J.P. STADTMUELLER, District Judge.

Plaintiff Microsoft Corporation (“Microsoft”) filed suit against defendants Ram Distribution, LLC and Anthony Boldin (“defendants”) asserting that defendants infringed Microsoft’s copyrights and trademarks, violated the Lanham Act by falsely designating the origin of software and/or related components, and engaged in unfair competition. Microsoft now brings this motion for summary judgment as to defendants’ liability on all of its claims. Microsoft also seeks an award of statutory damages under both the Copyright Act and the Lanham Act, costs and attorneys fees, as well as a permanent injunction against defendants on future infringement of Microsoft’s copyrights and trademarks. For the reasons set forth below, the court will grant, in part, and deny, in part, Microsoft’s motion for summary judgment. The court will deny the motion for summary judgment on the issues of infringement, false designation of origin, and unfair competition. The court will also deny Microsoft’s motion for attorneys’ fees and costs and a permanent injunction. However, the court will grant the motion for summary judgment on the issue of Boldin’s personal liability.

*678 BACKGROUND

Microsoft is a Washington corporation that develops, markets, distributes, and licenses computer software and related components throughout the world. Microsoft developed and holds valid copyrights on the following computer software programs: Microsoft Windows 2000 Professional, Microsoft Office 2000 Pro, Microsoft Access 2000, Microsoft Excel 2000, Microsoft Outlook 2000, Microsoft PowerPoint 2000, Microsoft Word 2000, Microsoft Publisher 2000, and Microsoft SQL Server 2000. (PFOF ¶¶ 1-3). These copyrights are duly and properly registered with the United States Copyright Office. (PFOF ¶ 3). Microsoft also holds a number of duly and properly registered trademarks and service marks with the United States Patent and Trademark Office. (PFOF ¶ 7).

Ram Distribution, LLC (“Ram Distribution”) is a Wisconsin limited liability corporation that offered computer hardware and software for sale on a number of websites. (PFOF ¶ 9). Ram Distribution’s President, Secretary, and sole owner was Defendant Anthony Boldin (“Boldin”). (Response to PFOF ¶ 10). Boldin was also the sole person entitled to the company’s profits and he performed duties similar to that of a Chief Executive Officer. (PFOF ¶ 11). Boldin owned or was involved with a series of successor companies that conducted online software sales. Ram Distribution is the most recent of these successor companies. Boldin founded his original company, The Small Business Alliance, in 1998. He subsequently formed or managed Search4U, LLC, and Ram Software, LLC. (PFOF ¶¶ 13-16). In 2001, Boldin purchased the assets of Ram Software, LLC and formed the defendant in this action, Ram Distribution. At its peak in 2005, Ram Distribution produced $40 million in sales and its profits exceeded $1 million. (PFOF ¶¶ 19-21).

Ram Distribution acquired a portion of its software supply from Microsoft Authorized Resellers, vendors specifically authorized to distribute software from Microsoft. However, Ram Distribution also purchased software from sellers in the “gray” or “secondary” market, a market which typically offered lower prices than those of Microsoft Authorized Resellers. (PFOF ¶¶ 22-24). Microsoft products purchased in the “gray” market pose a greater risk of being counterfeit because they are not provided by authorized Microsoft vendors.

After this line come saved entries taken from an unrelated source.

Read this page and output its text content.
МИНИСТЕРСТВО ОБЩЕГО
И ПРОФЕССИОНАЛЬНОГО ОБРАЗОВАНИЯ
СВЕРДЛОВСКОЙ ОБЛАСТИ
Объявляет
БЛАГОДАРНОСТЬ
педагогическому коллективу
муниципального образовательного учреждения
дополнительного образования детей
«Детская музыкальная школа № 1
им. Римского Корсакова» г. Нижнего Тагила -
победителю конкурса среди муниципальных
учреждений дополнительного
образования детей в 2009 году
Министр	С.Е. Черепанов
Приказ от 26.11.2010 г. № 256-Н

Ram Distribution did not inspect every copy of software it obtained on the gray market, nor did it have a routine inspection or auditing program to detect counterfeit software. (PFOF ¶¶ 26-27). Employees in the shipping department conducted any inspection of products that occurred, however, these workers had no special counterfeit-detection training. (PFOF ¶ 28). To conduct inspections, the employees would open the product, look inside the packaging, disk, printing and labeling, and compare the inspected product to other known samples received from an authorized dealer. (Response to PFOF ¶ 28).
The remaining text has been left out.